Implementation of Paraphraser to Yago

2020-10-10

Introduction

In order to study the effect of generalization of Paraphraser, to make clear if it could help not only DBpedia increase the performance of a Question Answering system, I’ve decided to implement it to other knowledge bases.
Among all the choices: freebase, wikidata, yage, I’ve picked up Yago because of its similarity with DBpedia: uses an Endpoint of Sparql, maintain a clear schema, the range of most of properties are available, etc.

Implementation

Although Yago is similar with DBpedia in many ways mentioned above, I still need to modify many details of the code, in particularly on the step of creating the original templates and the step of Generator.
As the labels of properties are not accessible on the page of each class, the predicates could only be integrated into the original templates in a Bump Nomenclature way:

Normal way: What is the active years end year of “A” ?
Bump Nomenclature way: What is the activeYearsEndYear of “A” ?

Comparison

The two tests and training are all realised with a Bi-LSTM, 512-unit model, and 40k training steps.

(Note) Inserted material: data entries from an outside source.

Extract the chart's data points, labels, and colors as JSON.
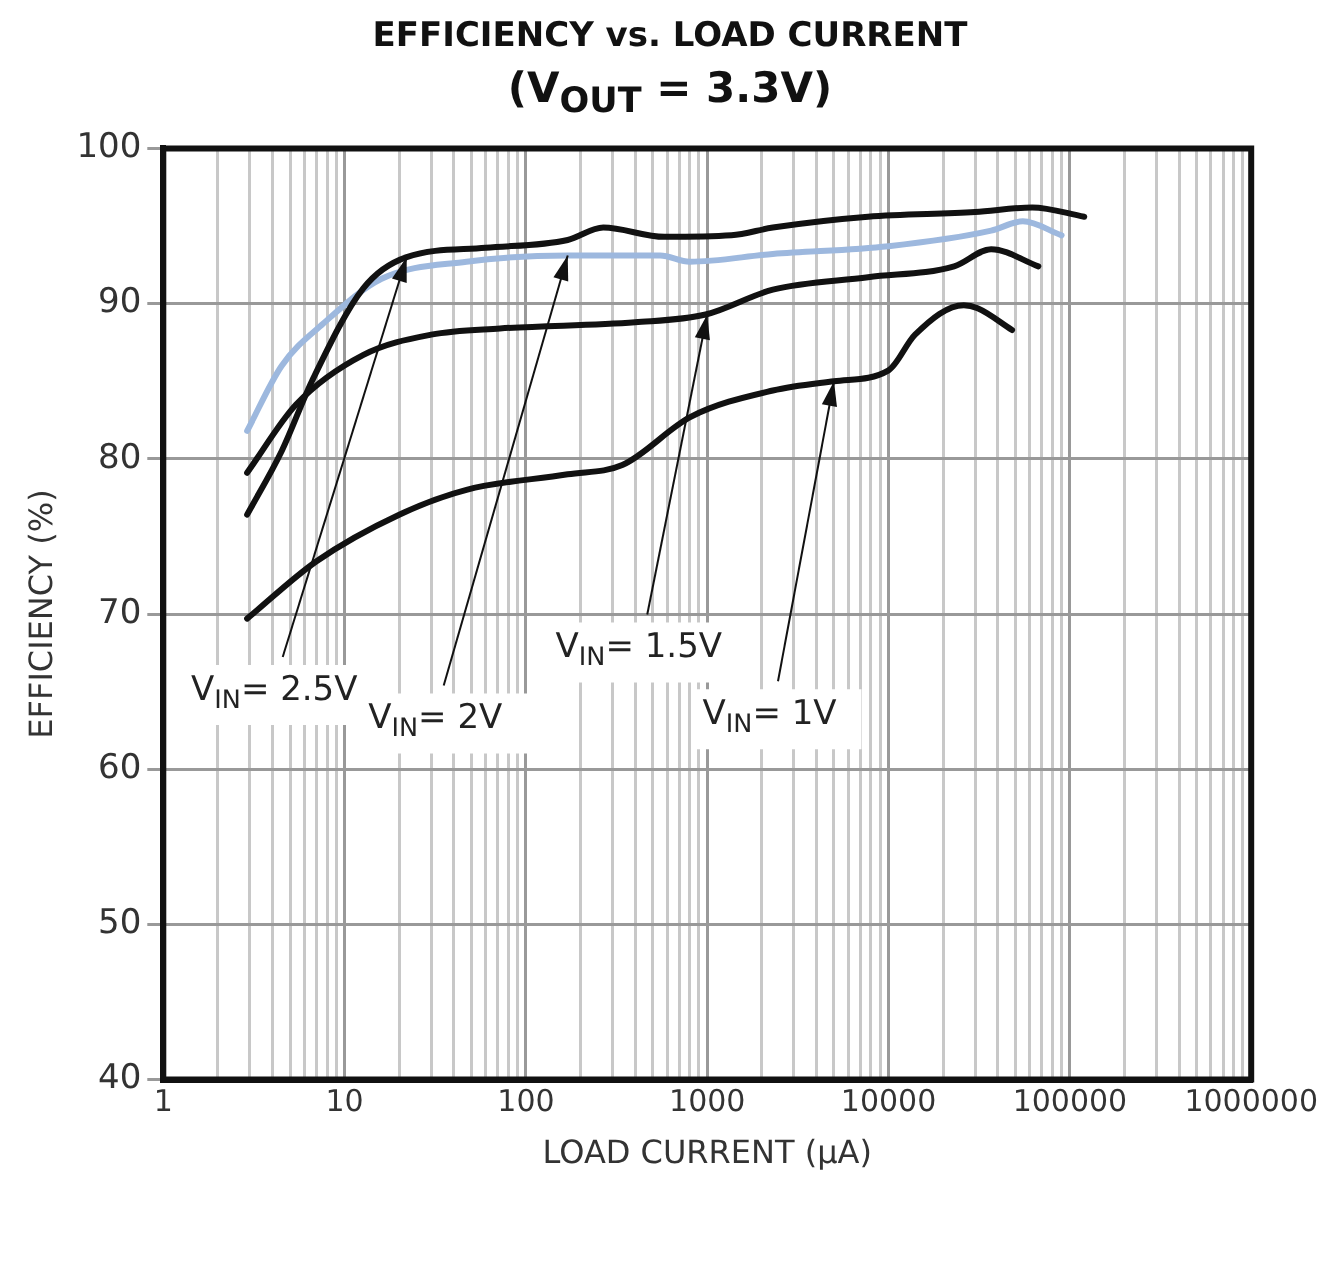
{
  "chart_data": {
    "type": "line",
    "title": "EFFICIENCY vs. LOAD CURRENT",
    "subtitle": "(V$_{OUT}$ = 3.3V)",
    "xlabel": "LOAD CURRENT (μA)",
    "ylabel": "EFFICIENCY (%)",
    "log": "x",
    "xlim": [
      1,
      1000000
    ],
    "ylim": [
      40,
      100
    ],
    "xticks": [
      1,
      {
        "value": 2,
        "label": null
      },
      {
        "value": 3,
        "label": null
      },
      {
        "value": 4,
        "label": null
      },
      {
        "value": 5,
        "label": null
      },
      {
        "value": 6,
        "label": null
      },
      {
        "value": 7,
        "label": null
      },
      {
        "value": 8,
        "label": null
      },
      {
        "value": 9,
        "label": null
      },
      10,
      {
        "value": 20,
        "label": null
      },
      {
        "value": 30,
        "label": null
      },
      {
        "value": 40,
        "label": null
      },
      {
        "value": 50,
        "label": null
      },
      {
        "value": 60,
        "label": null
      },
      {
        "value": 70,
        "label": null
      },
      {
        "value": 80,
        "label": null
      },
      {
        "value": 90,
        "label": null
      },
      100,
      {
        "value": 200,
        "label": null
      },
      {
        "value": 300,
        "label": null
      },
      {
        "value": 400,
        "label": null
      },
      {
        "value": 500,
        "label": null
      },
      {
        "value": 600,
        "label": null
      },
      {
        "value": 700,
        "label": null
      },
      {
        "value": 800,
        "label": null
      },
      {
        "value": 900,
        "label": null
      },
      1000,
      {
        "value": 2000,
        "label": null
      },
      {
        "value": 3000,
        "label": null
      },
      {
        "value": 4000,
        "label": null
      },
      {
        "value": 5000,
        "label": null
      },
      {
        "value": 6000,
        "label": null
      },
      {
        "value": 7000,
        "label": null
      },
      {
        "value": 8000,
        "label": null
      },
      {
        "value": 9000,
        "label": null
      },
      10000,
      {
        "value": 20000,
        "label": null
      },
      {
        "value": 30000,
        "label": null
      },
      {
        "value": 40000,
        "label": null
      },
      {
        "value": 50000,
        "label": null
      },
      {
        "value": 60000,
        "label": null
      },
      {
        "value": 70000,
        "label": null
      },
      {
        "value": 80000,
        "label": null
      },
      {
        "value": 90000,
        "label": null
      },
      100000,
      {
        "value": 200000,
        "label": null
      },
      {
        "value": 300000,
        "label": null
      },
      {
        "value": 400000,
        "label": null
      },
      {
        "value": 500000,
        "label": null
      },
      {
        "value": 600000,
        "label": null
      },
      {
        "value": 700000,
        "label": null
      },
      {
        "value": 800000,
        "label": null
      },
      {
        "value": 900000,
        "label": null
      },
      1000000
    ],
    "yticks": [
      40,
      50,
      60,
      70,
      80,
      90,
      100
    ],
    "grid": true,
    "legend": false,
    "marker": "none",
    "line_style": "solid",
    "series": [
      {
        "color": "#111111",
        "x": [
          2.9,
          4.5,
          6.6,
          12.7,
          22,
          60,
          170,
          267,
          580,
          1360,
          2300,
          7700,
          30000,
          62000,
          120000
        ],
        "values": [
          76.4,
          80.5,
          85,
          91,
          93,
          93.6,
          94.1,
          94.9,
          94.3,
          94.4,
          94.9,
          95.6,
          95.9,
          96.2,
          95.6
        ]
      },
      {
        "color": "#9db8de",
        "x": [
          2.9,
          4.5,
          7.6,
          16,
          47,
          170,
          550,
          800,
          2300,
          10000,
          36800,
          55000,
          90000
        ],
        "values": [
          81.8,
          86,
          88.7,
          91.6,
          92.7,
          93.1,
          93.1,
          92.7,
          93.2,
          93.7,
          94.7,
          95.3,
          94.4
        ]
      },
      {
        "color": "#111111",
        "x": [
          2.9,
          5.4,
          12.7,
          30,
          72,
          400,
          980,
          2300,
          7700,
          23000,
          36800,
          67000
        ],
        "values": [
          79.1,
          83.5,
          86.7,
          88,
          88.4,
          88.8,
          89.3,
          90.9,
          91.7,
          92.4,
          93.5,
          92.4
        ]
      },
      {
        "color": "#111111",
        "x": [
          2.9,
          7,
          20,
          47,
          170,
          340,
          810,
          2300,
          5000,
          10000,
          14000,
          26000,
          31000,
          48000
        ],
        "values": [
          69.7,
          73.4,
          76.4,
          78,
          79,
          79.6,
          82.7,
          84.4,
          85,
          85.7,
          88,
          89.9,
          89.7,
          88.3
        ]
      }
    ],
    "annotations": [
      {
        "text": "V$_{IN}$= 2.5V",
        "x": 22,
        "y": 93
      },
      {
        "text": "V$_{IN}$= 2V",
        "x": 170,
        "y": 93.1
      },
      {
        "text": "V$_{IN}$= 1.5V",
        "x": 1000,
        "y": 89.3
      },
      {
        "text": "V$_{IN}$= 1V",
        "x": 5000,
        "y": 85
      }
    ]
  }
}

Model I:Non Paraphrased Dataset

Figure 1 Accuracy

Figure 2 BLEU Score

The final accuracy on test set reaches 0.11653.

Model II: Paraphrased Dataset

Figure 3 Accuracy

Figure 4 BLEU Score

The final accuracy on the same test set with Non paraphrased Data set (not the representation of Figure 3), reaches 0.72338, which is really surprising.

Conclusion

We could see a leap forward of accuracy from the non paraphrased on to the paraphrased one (from 0.12 to 0.72). This may be caused by the Bump Nomenclature of predicates, which increases the difficulty to the non paraphrased one to be learnt, while the paraphrased data set somehow deconstruct the Bump Nomenclature names and make it much easier to be learnt.